Makiivka is in the so-called Donetsk People’s Republic (DPR), one of two regions of eastern Ukraine’s Donbass which President Vladimir Putin last February recognized as independent, and purportedly annexed after referendums in October. The U.S. and its allies do not recognize the annexations, viewing the DPR and neighboring Luhansk People’s Republic (LPR) as Russian-occupied Ukrainian territory.
The loss of 63 Russian service personnel in a single attack is the largest reported by Moscow in the invasion up to now.
Military fatalities on both sides are shrouded in uncertainty, although Chairman of the Joint Chiefs of Staff Gen. Mark Milley said in November that “well over” 100,000 Russian soldiers had been killed or wounded in the conflict, and probably a similar number on the Ukrainian side.
The New Year weekend also saw Russian strikes kill at least five Ukrainian civilians in various parts of the country, as the war launched by Putin last February shows no sign of scaling down. Further attacks were reported on Monday.
In an annual New Year message, Putin doubled down on his territorial claims in Ukraine, telling the Russian people that the armed forces “are protecting our people in our historical territories in the new regions of the Russian Federation.” The “new regions” refer to DPR, LPR, and the Kherson and Zaporizhzhia regions also annexed last fall. Russia has also occupied Ukraine’s Crimea peninsula since 2014.
Putin, flanked by uniformed military personnel, delivered the televised speech at Southern Military District headquarters in Rostov-on-Don, the major Russian city in closest proximity to the border with Ukraine.
Tying the war to Russia’s own security and future, he described 2022 as “a year of difficult but necessary decisions, of important steps toward Russia’s full sovereignty and a powerful consolidation of our society.”
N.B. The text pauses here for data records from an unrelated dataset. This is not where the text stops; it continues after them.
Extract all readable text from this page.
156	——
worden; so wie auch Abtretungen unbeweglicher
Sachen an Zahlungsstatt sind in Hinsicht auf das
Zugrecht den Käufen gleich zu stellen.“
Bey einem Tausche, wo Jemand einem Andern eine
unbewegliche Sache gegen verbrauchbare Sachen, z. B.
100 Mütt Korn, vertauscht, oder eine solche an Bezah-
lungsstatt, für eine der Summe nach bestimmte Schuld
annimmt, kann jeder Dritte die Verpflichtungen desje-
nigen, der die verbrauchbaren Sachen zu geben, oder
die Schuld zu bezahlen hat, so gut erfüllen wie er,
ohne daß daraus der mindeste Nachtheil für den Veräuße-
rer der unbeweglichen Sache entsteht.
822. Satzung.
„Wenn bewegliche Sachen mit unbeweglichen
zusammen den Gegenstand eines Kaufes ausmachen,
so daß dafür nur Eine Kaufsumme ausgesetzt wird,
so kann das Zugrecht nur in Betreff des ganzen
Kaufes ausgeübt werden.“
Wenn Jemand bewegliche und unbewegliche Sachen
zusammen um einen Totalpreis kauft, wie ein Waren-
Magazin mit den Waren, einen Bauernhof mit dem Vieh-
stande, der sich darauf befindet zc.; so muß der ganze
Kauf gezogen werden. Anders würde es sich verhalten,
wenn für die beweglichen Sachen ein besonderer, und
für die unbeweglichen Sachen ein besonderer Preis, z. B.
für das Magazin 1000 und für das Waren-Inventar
Last year, Putin said, “became the frontier where we lay the foundation for our common future, our true independence.”
“The moral and historical truth is on our side.”
Putin repeated the Kremlin’s narrative about a devious and deceitful West supporting “neo-Nazis” in Kyiv as they commit atrocities “against peaceful civilians in the people’s republics of Donbass.”
“The West lied to us about peace while preparing for aggression, and today, they no longer hesitate to openly admit it and to cynically use Ukraine and its people as a means to weaken and divide Russia,” he said. “We have never allowed anyone to do this and we will not allow it now.”
Assessing Putin’s address, analysts at the Institute for the Study of War said it illustrated “that Putin is uncertain of his ability to shape the Russian information space and remains focused on justifying the war and its costs to his people.”
“This speech continued Putin’s rhetorical claims not only that Russia has historical rights to Ukraine, but also that Russia’s independence and sovereignty depend on regaining control of Ukraine. Putin thereby attempts to cast victory in the war as essential to Russia’s continued existence as an independent state.”
ISW said Putin’s remarks were likely aimed at justifying the costly war and appealing to ultranationalist Russians. But they also indicated that he “remains unwilling to contemplate a meaningful peaceful resolution of the war he began other than on terms he dictates to Ukraine and the West.”